The annual Mobility 21 conference for the SoCal transportation industry, consultants and agency officials usually comes and goes without much fanfair but this year there was a palpable sense of excitement – and record attendance – at the Disneyland Hotel in Anaheim. LA County really has a lot going on with Measure R, 30-10, the $547 million Tiger grant to speed up construction of the Crenshaw line, recent decisions about the alignment of the subway and regional connector, and the $43 billion high speed rail line billed as “the biggest public works project in the state’s history” – its first phase ending at a big intermodal terminal in Anaheim.
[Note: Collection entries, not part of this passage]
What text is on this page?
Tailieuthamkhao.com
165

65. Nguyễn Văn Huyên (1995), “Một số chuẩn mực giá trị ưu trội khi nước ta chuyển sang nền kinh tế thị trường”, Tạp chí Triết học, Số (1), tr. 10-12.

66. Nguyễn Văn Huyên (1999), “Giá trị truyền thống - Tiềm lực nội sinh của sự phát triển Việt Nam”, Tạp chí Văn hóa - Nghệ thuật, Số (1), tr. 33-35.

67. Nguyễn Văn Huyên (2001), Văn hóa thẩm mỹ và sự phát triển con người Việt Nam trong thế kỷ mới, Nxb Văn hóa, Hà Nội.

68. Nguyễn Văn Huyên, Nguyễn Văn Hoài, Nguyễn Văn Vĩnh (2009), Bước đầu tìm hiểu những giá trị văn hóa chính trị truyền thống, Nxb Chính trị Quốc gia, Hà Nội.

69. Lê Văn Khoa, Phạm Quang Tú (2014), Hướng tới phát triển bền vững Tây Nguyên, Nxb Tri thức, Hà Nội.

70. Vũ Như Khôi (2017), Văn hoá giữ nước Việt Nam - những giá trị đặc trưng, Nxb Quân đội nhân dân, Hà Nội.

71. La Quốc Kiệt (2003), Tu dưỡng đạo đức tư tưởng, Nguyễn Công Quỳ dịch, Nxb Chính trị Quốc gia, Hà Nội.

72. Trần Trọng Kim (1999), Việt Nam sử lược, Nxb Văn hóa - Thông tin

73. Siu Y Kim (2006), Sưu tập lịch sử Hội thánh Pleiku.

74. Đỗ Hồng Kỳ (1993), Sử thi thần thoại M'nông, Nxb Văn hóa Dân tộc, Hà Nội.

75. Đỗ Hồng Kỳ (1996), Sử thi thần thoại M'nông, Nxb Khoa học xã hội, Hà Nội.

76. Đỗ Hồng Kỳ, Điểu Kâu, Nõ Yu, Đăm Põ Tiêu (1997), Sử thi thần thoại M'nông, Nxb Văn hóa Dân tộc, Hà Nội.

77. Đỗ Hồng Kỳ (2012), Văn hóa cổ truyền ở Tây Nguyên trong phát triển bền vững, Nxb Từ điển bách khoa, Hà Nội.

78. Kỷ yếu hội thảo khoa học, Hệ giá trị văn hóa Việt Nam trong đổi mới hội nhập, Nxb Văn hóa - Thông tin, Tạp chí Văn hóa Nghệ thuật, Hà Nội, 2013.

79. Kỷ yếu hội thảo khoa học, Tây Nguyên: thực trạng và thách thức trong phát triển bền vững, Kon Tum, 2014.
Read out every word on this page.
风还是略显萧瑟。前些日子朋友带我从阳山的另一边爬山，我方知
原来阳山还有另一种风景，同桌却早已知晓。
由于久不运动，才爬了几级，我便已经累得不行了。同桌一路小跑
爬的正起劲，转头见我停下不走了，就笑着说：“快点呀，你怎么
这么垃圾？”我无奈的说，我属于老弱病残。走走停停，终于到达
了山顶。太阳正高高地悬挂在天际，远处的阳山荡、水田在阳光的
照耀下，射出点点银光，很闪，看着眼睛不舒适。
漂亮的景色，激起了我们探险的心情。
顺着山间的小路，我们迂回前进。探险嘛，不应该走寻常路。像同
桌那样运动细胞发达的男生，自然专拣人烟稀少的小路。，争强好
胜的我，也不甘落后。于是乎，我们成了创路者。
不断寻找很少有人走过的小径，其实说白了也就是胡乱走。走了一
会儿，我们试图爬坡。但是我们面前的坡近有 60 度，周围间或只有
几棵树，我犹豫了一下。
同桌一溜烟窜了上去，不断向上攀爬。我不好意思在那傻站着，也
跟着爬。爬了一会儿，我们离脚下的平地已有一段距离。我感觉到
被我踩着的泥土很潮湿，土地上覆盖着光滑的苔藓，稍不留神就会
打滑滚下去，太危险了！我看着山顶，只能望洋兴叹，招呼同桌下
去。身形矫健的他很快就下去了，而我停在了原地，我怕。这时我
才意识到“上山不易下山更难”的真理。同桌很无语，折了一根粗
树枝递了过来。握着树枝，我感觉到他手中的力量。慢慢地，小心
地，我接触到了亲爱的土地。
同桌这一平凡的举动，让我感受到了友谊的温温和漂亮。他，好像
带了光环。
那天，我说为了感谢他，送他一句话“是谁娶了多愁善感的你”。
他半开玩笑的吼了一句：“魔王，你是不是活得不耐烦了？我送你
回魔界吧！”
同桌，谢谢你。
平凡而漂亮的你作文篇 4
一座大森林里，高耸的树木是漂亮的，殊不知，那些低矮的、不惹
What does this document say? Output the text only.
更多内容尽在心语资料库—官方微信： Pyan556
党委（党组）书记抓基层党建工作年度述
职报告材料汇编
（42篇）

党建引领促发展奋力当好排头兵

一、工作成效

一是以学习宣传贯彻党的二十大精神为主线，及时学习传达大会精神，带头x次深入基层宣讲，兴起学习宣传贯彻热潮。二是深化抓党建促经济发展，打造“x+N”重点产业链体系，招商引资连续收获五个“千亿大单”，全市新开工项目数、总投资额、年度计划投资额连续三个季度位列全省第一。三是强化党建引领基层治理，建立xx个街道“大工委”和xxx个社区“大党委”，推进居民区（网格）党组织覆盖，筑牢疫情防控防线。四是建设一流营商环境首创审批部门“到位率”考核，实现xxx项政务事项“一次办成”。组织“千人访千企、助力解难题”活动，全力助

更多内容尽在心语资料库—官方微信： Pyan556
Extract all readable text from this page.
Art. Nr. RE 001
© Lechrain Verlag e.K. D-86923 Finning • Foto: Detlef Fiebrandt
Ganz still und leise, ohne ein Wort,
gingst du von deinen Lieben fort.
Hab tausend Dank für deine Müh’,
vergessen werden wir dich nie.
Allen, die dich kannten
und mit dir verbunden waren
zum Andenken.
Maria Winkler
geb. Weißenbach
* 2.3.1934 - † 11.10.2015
But there was lots of hand-wringing among speakers about the fact that that the federal government seems unable to reauthorize the multi-year federal transportation bill, now in its fifth extension – because there’s no money to pay for it and no appetite to discuss solutions like a VMT fee or increased gas tax. Meantime, this country is falling behind its competitors who are creating jobs and investing in an oil-independent future – like China, which is spending its economic stimulus money on 42 hyper-speed rail lines connecting every major city.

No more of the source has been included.